Prediction Time: Forecasting the Effect of Netflix’s Price Increase on US Subscribers

Netflix moves the PR needle. Even I jumped into the Twitter maelstrom to generate clicks based on their two announcements last week, especially the decision to increase prices on US customers.

The problem, for me, is that Twitter, as a medium, is really bad at digging into numbers. It isn’t Twitter’s fault; spreadsheets just don’t really fit. (See my last big analysis article for another debate taken off-Twitter.)

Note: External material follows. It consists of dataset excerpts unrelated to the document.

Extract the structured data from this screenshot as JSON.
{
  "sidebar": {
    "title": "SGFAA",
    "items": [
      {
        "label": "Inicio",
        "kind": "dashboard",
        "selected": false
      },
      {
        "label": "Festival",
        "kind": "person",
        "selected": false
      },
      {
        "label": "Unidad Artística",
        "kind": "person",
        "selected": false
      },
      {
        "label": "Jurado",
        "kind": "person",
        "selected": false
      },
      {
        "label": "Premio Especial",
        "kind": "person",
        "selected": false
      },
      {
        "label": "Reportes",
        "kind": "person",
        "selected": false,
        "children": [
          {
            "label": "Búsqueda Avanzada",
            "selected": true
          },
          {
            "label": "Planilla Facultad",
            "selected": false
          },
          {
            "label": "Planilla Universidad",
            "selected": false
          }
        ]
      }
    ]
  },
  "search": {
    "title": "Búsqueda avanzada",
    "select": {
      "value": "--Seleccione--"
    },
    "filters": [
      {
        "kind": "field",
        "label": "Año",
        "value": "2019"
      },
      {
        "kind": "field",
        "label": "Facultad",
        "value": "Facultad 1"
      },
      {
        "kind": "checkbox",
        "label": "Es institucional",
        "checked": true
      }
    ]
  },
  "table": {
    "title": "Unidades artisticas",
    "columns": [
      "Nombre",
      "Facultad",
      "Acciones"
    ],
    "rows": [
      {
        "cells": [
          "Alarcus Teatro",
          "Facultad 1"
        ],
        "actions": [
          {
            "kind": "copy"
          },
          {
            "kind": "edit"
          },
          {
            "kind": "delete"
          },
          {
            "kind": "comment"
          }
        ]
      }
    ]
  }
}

As a result, a lot of the “debate” on Twitter devolves into “this is good” or “this is bad”, with some anecdotes thrown in and the occasional Twitter rant. The fun thing in the #StreamingWars2019 is we’ve all clearly taken a side and this war will only end with all our heads on pikes. (I’m rereading Game of Thrones/ASOIAF in preparation for April 14th and George R.R. Martin ends lots of events with that outcome.)

We can do better than Twitter debates. Today, I want to make the subtext of all the discussion on Netflix text. I want to change the terms of the debate around Netflix by moving into concrete specifics. Strategy is numbers, right? 

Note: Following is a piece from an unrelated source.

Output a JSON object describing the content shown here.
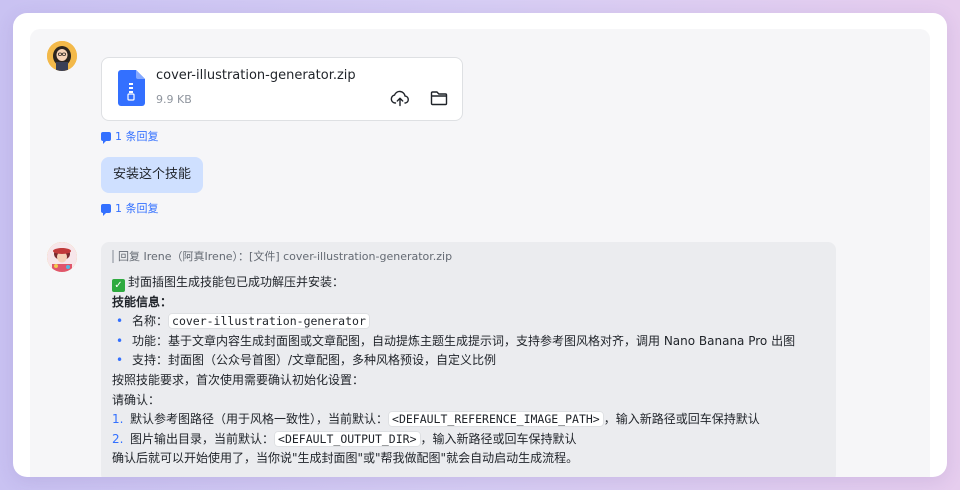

That means putting our predictions into quantitative terms. I described my process for this regarding M&A back in July and my series on Lucasfilm. So here’s the question:

How will Netflix’s price increase in 2019 impact US subscribers in 2019?

The results will come in when Netflix announces their annual/quarterly earning in January 2020. For the record, Netflix currently has 58.5 paid memberships at the end of Q4 2018, among three tiers of pricing. Over Q1 and Q2 of this year, they’ll increase prices $1 to $2, raises of 13-18%. 

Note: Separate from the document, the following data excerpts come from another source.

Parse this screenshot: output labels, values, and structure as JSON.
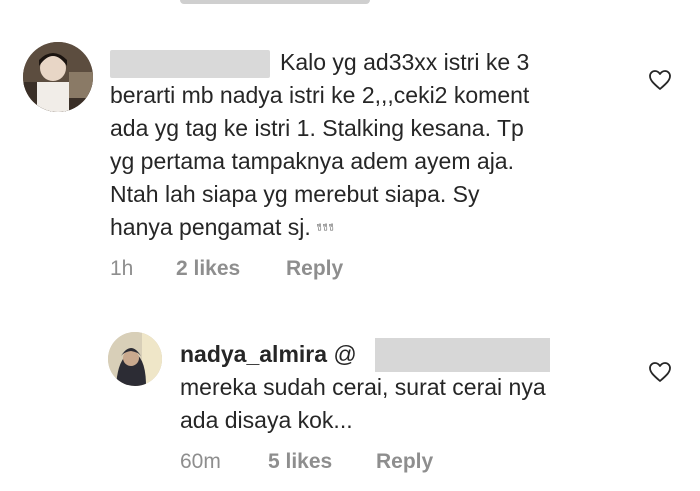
{
  "comments": [
    {
      "text_after_redaction": "Kalo yg ad33xx istri ke 3\nberarti mb nadya istri ke 2,,,ceki2 koment\nada yg tag ke istri 1. Stalking kesana. Tp\nyg pertama tampaknya adem ayem aja.\nNtah lah siapa yg merebut siapa. Sy\nhanya pengamat sj. ",
      "emoji": "✌✌✌",
      "time": "1h",
      "likes": "2 likes",
      "reply": "Reply"
    },
    {
      "username": "nadya_almira",
      "mention_prefix": "@",
      "text": "mereka sudah cerai, surat cerai nya\nada disaya kok...",
      "time": "60m",
      "likes": "5 likes",
      "reply": "Reply"
    }
  ],
  "icons": {
    "like": "heart-outline-icon",
    "emoji": "victory-hand-emoji"
  },
  "colors": {
    "text": "#262626",
    "meta": "#8e8e8e",
    "redaction": "#d9d9d9"
  }
}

I’m going to walk through my process to make a prediction. First, I’ll explain why I’m predicting customers in 2019, not other financial factors. Second, I’ll evaluate what we know and some good and bad ways to look at the problem. Third, I’ll talk a bit about the data and finally make my prediction. Feel free to leave yours as a comment on this article or in my Twitter feed.

Stating the Problem: If the number of subscribers who leave is lower than 18%, it’s a win.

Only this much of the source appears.